The implications are significant. If officials with authority over UAP programs believed the phenomenon was demonic, it could explain decades of institutional resistance to serious study – not as a cover-up of evidence, but as a deliberate choice not to look.

The Vatican Scroll

Elizondo then shared an anecdote from a visit to the Vatican. He said senior academics there showed him an old Latin parchment – a document in the Vatican’s own possession – describing what he called “eclipus.”

“Eclipus is a Latin word – think of eclipse – and it was the word they were using for the Roman shield because the Roman shields were round and lenticular and they looked like suns.”

The text, he said, described a conversation between a Roman soldier and a general about “flaming Roman shields in the sky” that followed them from battlefield to battlefield.

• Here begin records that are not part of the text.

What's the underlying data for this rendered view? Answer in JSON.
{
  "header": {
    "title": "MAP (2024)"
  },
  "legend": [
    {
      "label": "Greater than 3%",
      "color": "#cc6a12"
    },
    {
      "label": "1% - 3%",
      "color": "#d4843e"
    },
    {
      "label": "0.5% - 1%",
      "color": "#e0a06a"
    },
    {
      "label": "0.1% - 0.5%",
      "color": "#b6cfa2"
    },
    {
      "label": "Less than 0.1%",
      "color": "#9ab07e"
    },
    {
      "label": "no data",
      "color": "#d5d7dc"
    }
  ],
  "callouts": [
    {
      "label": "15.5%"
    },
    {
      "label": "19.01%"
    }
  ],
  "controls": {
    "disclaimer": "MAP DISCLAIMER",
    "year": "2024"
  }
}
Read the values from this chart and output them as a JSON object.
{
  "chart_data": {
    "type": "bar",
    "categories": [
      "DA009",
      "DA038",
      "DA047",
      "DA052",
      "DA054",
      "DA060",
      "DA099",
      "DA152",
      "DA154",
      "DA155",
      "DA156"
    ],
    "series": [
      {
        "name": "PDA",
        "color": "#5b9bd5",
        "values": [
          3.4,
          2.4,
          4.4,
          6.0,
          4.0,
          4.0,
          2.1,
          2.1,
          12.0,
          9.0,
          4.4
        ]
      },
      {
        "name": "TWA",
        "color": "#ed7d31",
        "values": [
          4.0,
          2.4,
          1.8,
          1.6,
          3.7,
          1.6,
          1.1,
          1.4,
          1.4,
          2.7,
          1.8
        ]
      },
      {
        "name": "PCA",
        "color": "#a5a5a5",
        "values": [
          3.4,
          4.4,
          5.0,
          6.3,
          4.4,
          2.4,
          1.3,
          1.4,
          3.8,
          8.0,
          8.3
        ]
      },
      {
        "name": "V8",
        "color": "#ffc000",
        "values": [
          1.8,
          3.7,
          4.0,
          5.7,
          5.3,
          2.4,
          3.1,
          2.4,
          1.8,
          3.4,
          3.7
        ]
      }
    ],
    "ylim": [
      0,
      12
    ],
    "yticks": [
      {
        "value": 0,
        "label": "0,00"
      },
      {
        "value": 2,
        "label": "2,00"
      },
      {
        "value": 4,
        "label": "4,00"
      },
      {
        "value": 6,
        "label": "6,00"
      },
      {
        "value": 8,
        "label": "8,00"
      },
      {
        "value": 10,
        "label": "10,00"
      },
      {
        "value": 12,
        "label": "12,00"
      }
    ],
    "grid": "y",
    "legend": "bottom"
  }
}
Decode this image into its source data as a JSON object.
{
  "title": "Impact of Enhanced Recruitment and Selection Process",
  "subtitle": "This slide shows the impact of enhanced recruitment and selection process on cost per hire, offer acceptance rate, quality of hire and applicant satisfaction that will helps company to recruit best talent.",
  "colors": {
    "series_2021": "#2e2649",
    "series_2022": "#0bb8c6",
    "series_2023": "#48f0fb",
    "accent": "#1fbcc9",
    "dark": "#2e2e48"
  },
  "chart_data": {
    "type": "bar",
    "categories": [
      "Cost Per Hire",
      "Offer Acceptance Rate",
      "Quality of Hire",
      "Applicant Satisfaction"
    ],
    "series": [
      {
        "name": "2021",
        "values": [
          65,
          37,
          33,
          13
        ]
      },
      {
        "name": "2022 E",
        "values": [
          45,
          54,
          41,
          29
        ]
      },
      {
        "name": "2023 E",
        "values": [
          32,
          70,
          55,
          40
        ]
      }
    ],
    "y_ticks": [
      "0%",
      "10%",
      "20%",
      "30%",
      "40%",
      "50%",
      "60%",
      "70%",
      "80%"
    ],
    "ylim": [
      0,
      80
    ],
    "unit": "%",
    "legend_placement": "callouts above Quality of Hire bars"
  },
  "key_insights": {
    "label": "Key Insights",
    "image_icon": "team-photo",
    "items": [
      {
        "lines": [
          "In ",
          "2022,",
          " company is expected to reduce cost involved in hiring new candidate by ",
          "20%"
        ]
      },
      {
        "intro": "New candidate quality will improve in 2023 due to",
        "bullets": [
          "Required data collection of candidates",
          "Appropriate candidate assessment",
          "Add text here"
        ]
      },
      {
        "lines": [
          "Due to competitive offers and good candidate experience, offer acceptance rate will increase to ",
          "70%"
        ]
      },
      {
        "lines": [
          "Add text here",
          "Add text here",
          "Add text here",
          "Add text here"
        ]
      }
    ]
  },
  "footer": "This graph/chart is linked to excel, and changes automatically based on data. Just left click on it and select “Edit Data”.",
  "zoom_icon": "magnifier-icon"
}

Researcher Jason Colavito has noted that the anecdote likely refers to a well-known Latin text, not a secret Vatican document, and that “eclipus” is probably a mishearing of clipeos – the Latin word for round shields. Ancient Roman accounts of shield-shaped objects in the sky do exist in the historical record, most famously in the works of Livy and Pliny the Elder.

Regardless of the document’s provenance, Elizondo’s point was that the phenomenon predates modern technology by millennia – and that even the Vatican has taken an interest.

“The last pope actually said, I believe several years ago, that we should not be surprised that life exists and is abundant in the universe.”

An ancient parchment scroll unrolled on a wooden table in a candlelit Vatican archive room, with faint glowing shield-like shapes above it

Where This Fits

This interview lands at a moment of unusual momentum. Five days earlier, President Trump directed the Pentagon to begin identifying and releasing government UAP files. Congress has embedded new UAP oversight provisions into the FY2026 NDAA, and a new whistleblower is reportedly cooperating with the House UAP Caucus behind closed doors.

Elizondo’s message to Beck was consistent with what he’s said for years – but the context around him has changed. Executive orders, legislative mandates, and growing bipartisan interest mean the conversation is no longer confined to podcasts and fringe media. It’s happening on Glenn Beck’s show, in congressional SCIFs, and in the Oval Office.

The clock, as Elizondo puts it, is still ticking. The question is what it’s counting down to.